Gejala Manifestasi Kulit
Gejala yang paling umum dialami oleh orang yang terinfeksi virus cacar monyet adalah demam. Berdasarkan data, sekitar 62 persen kasus terinfeksi mengalami demam sebagai gejalanya. Namun, Hanny mengatakan bahwa masih terdapat 38 persen yang tidak menunjukkan gejala demam. Selain itu, Ia juga mengatakan bahwa gejala cacar monyet hampir mirip dengan manifestasi dengan infeksi virus lain.
Manifestasi kulit yang terjadi pada penderita cacar monyet ditandai dengan ruam kemerahan yang disertai dengan lentingan berisi nanah. Gejala ini juga biasa disebut dengan lesi yang kalau ditekan akan menimbulkan rasa nyeri. Penyebaran lesi tergolong sentrifugal, awalnya ada di wajah kemudian menyebar ke arah lengan, telapak tangan, telapak kaki. Selain itu, lesi juga bisa ditemukan di mukosa selain di kulit seperti di mukosa mata, mulut, oral, dan genital.
Melansir dari Liputan6.com, gejala ini ditemukan pada pasien cacar monyet pertama di Indonesia yang diumumkan Kementerian Kesehatan Republik Indonesia (Kemenkes RI) pada Sabtu 20 Agustus 2022. Pasien tersebut merupaka pria berusia 27 tahun yang memiliki riwayat bepergian ke Belanda, Prancis, Swiss, dan Belgia. Gejala yang dialami oleh pasien tersebut berupa ruam atau lesi di sekitar telapak tangan, kaki, dan di sekitar alat genital.
Penanganan Pasien Cacar Monyet
Isolasi yang diperlukan oleh orang yang terinfeksi cacar monyet berbeda dengan isolasi pasien COVID-19. Meskipun begitu, ahli epidemiologi, Dicky Budiman menganjurkan bahwa isolasi pada kasus-kasus pertama sebaiknya tidak dilakukan di rumah karena terlalu berisiko. Maka dari itu, pasien yang terifenksi cacar monyet ditempatkan di ruang isolasi yang difasilitasi pemerintah.
“Jadi satu bulan ke depan ini menjadi masa yang krusial untuk kita pantau dan juga menjadi pembelajaran untuk kasus monkeypox berikutnya, apa yang boleh dan tak boleh dilakukan dalam konteks Indonesia,” ujar ahli dari Griffith University Australia yang dikutip dari Liputan6.com.
Dengan isolasi yang difasilitasi pemerintah, para ahli dapat mengamati varian virus yang ada di Indonesia di bulan pertama dan dapat memberikan edukasi terkait meminimalisir penularan.

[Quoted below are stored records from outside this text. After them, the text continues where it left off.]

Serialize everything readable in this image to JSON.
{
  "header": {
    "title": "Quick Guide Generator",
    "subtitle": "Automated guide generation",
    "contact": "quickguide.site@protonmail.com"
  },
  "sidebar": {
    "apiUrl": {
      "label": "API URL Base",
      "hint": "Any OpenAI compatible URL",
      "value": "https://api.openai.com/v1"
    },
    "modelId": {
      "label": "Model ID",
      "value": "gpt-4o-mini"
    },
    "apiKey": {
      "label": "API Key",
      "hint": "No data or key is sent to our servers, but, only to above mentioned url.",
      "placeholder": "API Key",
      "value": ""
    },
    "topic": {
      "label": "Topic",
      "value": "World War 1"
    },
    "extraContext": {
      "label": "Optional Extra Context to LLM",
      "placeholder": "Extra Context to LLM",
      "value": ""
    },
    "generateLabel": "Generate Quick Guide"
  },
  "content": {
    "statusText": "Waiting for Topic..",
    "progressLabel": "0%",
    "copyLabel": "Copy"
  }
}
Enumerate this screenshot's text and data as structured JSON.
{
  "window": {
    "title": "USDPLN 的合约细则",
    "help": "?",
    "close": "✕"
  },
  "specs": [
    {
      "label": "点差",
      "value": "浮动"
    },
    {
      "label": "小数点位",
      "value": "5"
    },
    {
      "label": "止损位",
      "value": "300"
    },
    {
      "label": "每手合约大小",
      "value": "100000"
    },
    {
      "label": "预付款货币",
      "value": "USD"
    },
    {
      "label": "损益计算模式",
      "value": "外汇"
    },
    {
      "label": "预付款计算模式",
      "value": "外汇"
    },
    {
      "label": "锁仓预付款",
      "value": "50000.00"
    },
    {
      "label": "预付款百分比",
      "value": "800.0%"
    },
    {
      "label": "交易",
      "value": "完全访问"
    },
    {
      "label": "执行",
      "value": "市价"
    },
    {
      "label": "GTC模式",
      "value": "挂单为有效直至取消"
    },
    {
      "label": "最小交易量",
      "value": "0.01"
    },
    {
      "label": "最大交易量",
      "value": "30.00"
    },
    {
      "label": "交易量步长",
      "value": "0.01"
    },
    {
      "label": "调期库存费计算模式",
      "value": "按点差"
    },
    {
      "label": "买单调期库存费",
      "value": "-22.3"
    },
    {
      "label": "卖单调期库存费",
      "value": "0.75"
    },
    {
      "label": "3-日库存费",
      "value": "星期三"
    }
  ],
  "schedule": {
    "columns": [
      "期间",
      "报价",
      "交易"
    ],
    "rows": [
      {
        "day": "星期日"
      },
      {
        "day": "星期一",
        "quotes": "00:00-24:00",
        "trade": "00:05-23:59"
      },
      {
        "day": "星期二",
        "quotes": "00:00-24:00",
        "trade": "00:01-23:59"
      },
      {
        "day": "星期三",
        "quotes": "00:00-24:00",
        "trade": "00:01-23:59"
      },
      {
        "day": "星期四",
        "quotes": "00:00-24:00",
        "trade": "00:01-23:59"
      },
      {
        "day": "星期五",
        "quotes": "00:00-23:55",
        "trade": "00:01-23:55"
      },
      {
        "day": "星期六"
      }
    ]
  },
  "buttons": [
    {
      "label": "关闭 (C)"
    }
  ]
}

Mengutip dari Liputan6.com, Dicky mengatakan bahwa isolasi untuk pasien cacar monyet tidak membutuhkan waktu lama seperti pasien COVID-19. Isolasi untuk cacar monyet dapat dilakukan di satu bulan pertama atau 10 kasus pertama saja.
“Sesuai kesanggupan pemerintah. Ini akan sangat bermanfaat karena dapat menunjukkan kepada masyarakat bahwa pasien monkeypox memang bisa sembuh, bahkan bisa sembuh sendiri dan hanya sebagian kecil yang berisiko gejala berat khususnya pada orang dengan imunokompromais.” ujar Dicky.
Selain itu, dengan pengadaan fasilitas isolasi pasien cacar monyet oleh pemerintah, para ahli diharapkan dapat menemukan strategi yang tepat untuk menangani dan mencegah meluasnya penyebaran monkeypox di Indonesia.